Professora Ângela Melo manifesta apoio às famílias da Prainha, no Bairro Industrial

por Paulo Victor Melo - Assessoria de Imprensa da parlamentar — publicado 28/10/2024 07h00, última modificação 28/10/2024 15h45
Professora Ângela Melo manifesta apoio às famílias da Prainha, no Bairro Industrial

Por assessoria de imprensa

Em defesa do direito à moradia e dos direitos de Povos e Comunidades Tradicionais, a vereadora Professora Ângela Melo (PT) expressou o seu apoio às 23 famílias da comunidade da Prainha, no Bairro Industrial, que estão sob ameaça de despejo.

Na última semana, as famílias receberam a notícia de que, até o final deste mês, devem sair do lugar em que vivem há mais quarenta anos, fruto de uma decisão da Secretaria do Patrimônio da União.

“Aquelas famílias vivem há mais de 40 anos naquele lugar, ajudando a preservar o ecossistema. Ali elas construíram as suas histórias de vida, suas relações afetivas e sociais.
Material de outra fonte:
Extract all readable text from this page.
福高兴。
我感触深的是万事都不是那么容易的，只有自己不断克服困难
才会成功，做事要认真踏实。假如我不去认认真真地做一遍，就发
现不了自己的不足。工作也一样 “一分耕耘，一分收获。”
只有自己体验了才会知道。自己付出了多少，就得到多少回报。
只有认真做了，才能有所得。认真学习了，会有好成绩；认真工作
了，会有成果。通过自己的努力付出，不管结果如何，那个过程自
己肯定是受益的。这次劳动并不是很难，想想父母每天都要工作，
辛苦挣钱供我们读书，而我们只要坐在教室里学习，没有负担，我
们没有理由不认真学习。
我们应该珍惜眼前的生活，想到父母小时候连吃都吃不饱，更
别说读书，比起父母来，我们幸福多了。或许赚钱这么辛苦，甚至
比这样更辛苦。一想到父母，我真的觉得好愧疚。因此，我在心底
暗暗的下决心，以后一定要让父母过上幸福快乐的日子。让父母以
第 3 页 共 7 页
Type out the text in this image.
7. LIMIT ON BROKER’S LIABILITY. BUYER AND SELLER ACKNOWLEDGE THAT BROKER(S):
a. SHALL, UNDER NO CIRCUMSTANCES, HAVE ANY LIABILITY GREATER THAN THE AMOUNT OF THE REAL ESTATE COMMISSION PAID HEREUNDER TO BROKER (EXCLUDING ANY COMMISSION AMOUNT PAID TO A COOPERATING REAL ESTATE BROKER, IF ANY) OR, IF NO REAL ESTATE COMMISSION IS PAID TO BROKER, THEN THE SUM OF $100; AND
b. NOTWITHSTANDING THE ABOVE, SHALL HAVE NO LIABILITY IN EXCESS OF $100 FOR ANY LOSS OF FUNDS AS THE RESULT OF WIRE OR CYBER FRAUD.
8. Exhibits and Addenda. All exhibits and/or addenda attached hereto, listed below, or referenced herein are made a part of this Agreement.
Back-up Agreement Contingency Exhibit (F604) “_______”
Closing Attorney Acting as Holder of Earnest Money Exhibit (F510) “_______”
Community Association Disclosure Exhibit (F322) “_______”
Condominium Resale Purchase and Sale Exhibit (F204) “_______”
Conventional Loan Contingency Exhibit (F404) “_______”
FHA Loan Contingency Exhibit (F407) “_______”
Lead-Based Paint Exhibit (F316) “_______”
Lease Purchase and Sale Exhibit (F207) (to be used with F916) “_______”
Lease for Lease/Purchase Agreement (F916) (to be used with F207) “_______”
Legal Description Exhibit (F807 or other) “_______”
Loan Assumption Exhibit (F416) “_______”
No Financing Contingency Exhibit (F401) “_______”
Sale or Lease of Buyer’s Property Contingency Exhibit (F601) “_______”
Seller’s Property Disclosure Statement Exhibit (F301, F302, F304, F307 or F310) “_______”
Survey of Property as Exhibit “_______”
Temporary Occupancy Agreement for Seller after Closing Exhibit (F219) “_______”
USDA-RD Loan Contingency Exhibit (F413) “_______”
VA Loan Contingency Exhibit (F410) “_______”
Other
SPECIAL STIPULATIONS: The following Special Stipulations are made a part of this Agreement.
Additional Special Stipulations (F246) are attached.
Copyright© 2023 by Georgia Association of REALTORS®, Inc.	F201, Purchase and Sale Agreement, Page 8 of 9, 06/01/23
Ali elas tiram o sustento com a pesca artesanal e com a cata de marisco”, frisou a parlamentar petista.

Ao criticar que “nunca houve qualquer atenção do poder público com aquelas famílias”, Ângela questiona as intenções da SPU com a área: “por que apenas agora há interesse em retirar as famílias? Será que não há relação com a valorização comercial daquela área? Precisamos investigar”.

Professora Ângela Melo lembrou ainda que “essas famílias já foram vítimas do derramamento de petróleo e muitas não receberam qualquer auxílio ao Governo pelo período em que ficaram impedidas de pescar e comercializar os seus pescados”.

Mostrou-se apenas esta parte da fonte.